Once again, Ms. Olson comes across as a fair-minded advocate for the taxpayer. I do not necessarily oppose private collection, but all other items mentioned seem reasonable.

Tuesday, January 09, 2007

Top Ten Tech Issues for 2007: PLUS One by Strategic Finance

William Baker, writing in a Strategic Finance article reprinted at Smartpros, reviewed an AICPA survey. The subset of AICPA members chosen, primarily those who are Certified Information Technology Professionals, listed their top ten as follows:
1. Information security (again)
2. Assurance and compliance (primarily SOX)
3. Disaster and business continuity planning
4. Information technology (IT) governance and valuation
5. Privacy management
6. Digital identification and authentication
7. Wireless technology (such as Wi-Fi)
8. Application and data integration, including system intercommunication
9. Paperless digital technologies, such as XBRL
10. Spyware detection and removal

Baker emphasizes at the end that goal alignment between IT and management, similar to but not the same as IT governance, SHOULD be the top item--alignment will assure that IT and top management continue to seek the same goals and remain so as both IT and management adjust to future requirements.
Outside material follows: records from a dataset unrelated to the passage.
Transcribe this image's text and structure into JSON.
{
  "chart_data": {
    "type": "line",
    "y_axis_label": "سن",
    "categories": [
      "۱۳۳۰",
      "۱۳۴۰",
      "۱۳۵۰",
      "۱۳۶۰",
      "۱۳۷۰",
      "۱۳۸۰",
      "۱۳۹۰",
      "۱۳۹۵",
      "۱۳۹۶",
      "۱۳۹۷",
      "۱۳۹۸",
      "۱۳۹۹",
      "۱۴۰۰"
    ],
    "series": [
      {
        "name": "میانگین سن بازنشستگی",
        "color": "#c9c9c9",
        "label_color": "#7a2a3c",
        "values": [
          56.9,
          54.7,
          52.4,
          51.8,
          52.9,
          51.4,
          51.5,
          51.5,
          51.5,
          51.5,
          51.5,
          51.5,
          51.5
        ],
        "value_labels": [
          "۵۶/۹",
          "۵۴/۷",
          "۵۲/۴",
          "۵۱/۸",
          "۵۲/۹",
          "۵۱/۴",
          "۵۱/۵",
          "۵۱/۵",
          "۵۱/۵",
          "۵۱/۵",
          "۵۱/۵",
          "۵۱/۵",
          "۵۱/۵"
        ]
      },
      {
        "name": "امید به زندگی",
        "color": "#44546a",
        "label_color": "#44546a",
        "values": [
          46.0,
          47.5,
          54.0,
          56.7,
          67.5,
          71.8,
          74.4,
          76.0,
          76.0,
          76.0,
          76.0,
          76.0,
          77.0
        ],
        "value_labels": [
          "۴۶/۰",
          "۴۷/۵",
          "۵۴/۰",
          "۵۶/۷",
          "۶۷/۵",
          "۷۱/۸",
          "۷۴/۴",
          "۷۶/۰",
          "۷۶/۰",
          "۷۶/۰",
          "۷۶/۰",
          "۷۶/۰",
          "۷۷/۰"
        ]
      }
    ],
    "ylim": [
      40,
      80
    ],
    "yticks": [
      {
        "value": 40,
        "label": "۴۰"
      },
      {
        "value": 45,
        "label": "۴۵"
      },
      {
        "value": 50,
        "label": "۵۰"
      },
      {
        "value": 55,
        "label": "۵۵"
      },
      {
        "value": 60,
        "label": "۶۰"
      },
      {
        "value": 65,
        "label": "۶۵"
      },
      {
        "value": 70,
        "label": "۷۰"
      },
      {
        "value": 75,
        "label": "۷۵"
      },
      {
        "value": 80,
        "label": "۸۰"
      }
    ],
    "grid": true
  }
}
Baker offers a compelling point of view-- at the same time, the listed top ten is also worthy of attention.

Saturday, January 06, 2007

New Blog Links for a New Year

Just added about half a dozen new links in the blogroll at the right. Two personal finance links, My Money Blog and My Money Forest, should have been added earlier. I decided to substitute one left-leaning law professor tax blog for another by replacing Start Making Sense with A Taxing Matter. I decided to add Taxalicious because many tax bloggers which I respect have joined the Tax Blogger community founded by Taxalicious. Finally, Tax Playa and Wandering Tax Pro are on trial--let me know what you think of these blogs.

Update: I just updated my Carnival links (except for fraud and taxes--continue to go through Fraud Files and Don't Mess with Taxes respectively for those carnivals). The Carnival of Enterpeneurship was reluctantly dropped--it does not appear to have published since June 2006.

Friday, January 05, 2007

Senate Leaders Vow Attack on AMT

Key Senate Finance Committee members Max Baucus (D-MT) and Charles Grassley (R-IA) have introduced legislation to repeal the alternative minimum tax. Similar legislation was unsuccessfully attempted last year, but both believe that the elimination of the AMT is an important step in middle-income tax relief. At the moment, only annual adjustments of AMT exemptions keep the AMT from affecting large numbers of American taxpayers.

Good luck to the Senators in their efforts; at the VERY least, a large enough patch to last several years is needed to avoid last-minute legislation and the associated stress for tax preparers.

Wednesday, January 03, 2007

IRS Gets Off to Bizarre Start to 2007

In two head-scratching rulings to start the New Year, the Internal Revenue Service allowed an unmarried cohabitating couple the principal residence gain exclusion under the premise that pregnancy was an "unforeseen circumstance" and refused to extend the tax deposit due date from January 2 to January 3 despite the federal mail holiday for Gerald Ford's death. In the first case, the couple had owned the house for seven months, the woman was about one month pregnant and they were living separately. The house was believed to be too small for two adults and a child but neither could pay for the rent. In the second case, there will be LIMITED opportunities under three conditions for late penalties to be waived.

I am completely perplexed by these decisions and hope that sense and reason will prevail as the year continues.